RSA public/private key encryption is useful in that only the password exchange is encrypted, and other, normal operations do not incur performance overhead of encryption.  However, this functionality is supported by the OpenSSL library, but not the yaSSL library used in Community builds (because of license compatibility issues).  This means that using RSA for secure password transmission is limited to MySQL Enterprise builds, or packages custom built to use OpenSSL instead of yaSSL.

Leveraging the RSA mechanism also has usability concerns – in order to encrypt the password using the server’s public RSA key, the client needs to first obtain this key.  Distributing keys securely can be an operational headache.  MySQL Server will supply its own RSA public key upon request from the client, so that the key doesn’t have to be explicitly distributed and configured for each client.  But this introduces another security concern – a proxy in the middle may substitute an RSA public key for which it has the private key, decrypt and harvest the plain-text password, then re-encrypting the password with the actual server RSA public key for the connection attempt to continue.  For this reason, it’s strongly recommended that clients define a local RSA public key to use instead of request the server RSA key during the handshake.

The SSL/TLS option has no special security concerns, and is available to all users, though it has to be configured.  Making SSL/TLS easy to deploy is a key security emphasis for MySQL Server 5.7, and this is a key reason – sha256_password may offer superior password storage, but that’s of limited usefulness if nobody can connect because SSL/TLS is not configured (and RSA not available).

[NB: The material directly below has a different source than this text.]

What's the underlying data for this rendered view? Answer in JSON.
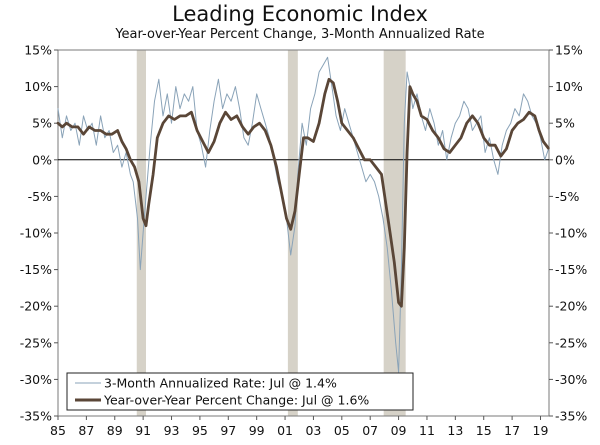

It’s worth saying here, if you’re serious about password security, you need to be using secure connections – period.  The above discussion about password exchange on the network deals only with securing the authentication communication.  Passwords are exposed in a number of other operations, such as user account maintenance, configuring replication slaves or FEDERATED tables, etc.  And that’s just MySQL Server account passwords – if MySQL Server is being used to store web account information, many other operations may expose plain-text passwords or other confidential information.  Passive eavesdroppers on the network can extract such information with ease if connections are not leveraging secure transport.

Conclusion

The sha256_password authentication plugin was designed to address a fundamental weakness of the mysql_native_password authentication system.  If exposure of password hashes – whether in logs, storage, SQL injection attacks, etc. – is a concern for your organization, you need to consider using sha256_password to better secure these hashes.  While mysql_native_password leverages unique tricks to securely exchange passwords without relying on transport-level security, this effectively trades storage security for transmission security and makes passwords susceptible to cracking using rainbow tables.  The mysql_native_password mechanism is also dependent upon the SHA1 algorithm, which is known to be vulnerable, and may become suddenly exploitable in the near future.  Furthermore, you should consider leveraging SSL/TLS for all connections, as the secure password exchange mechanism for mysql_native_password only secures the authentication process, and not subsequent commands which may need security (e.g., account and replication maintenance operations).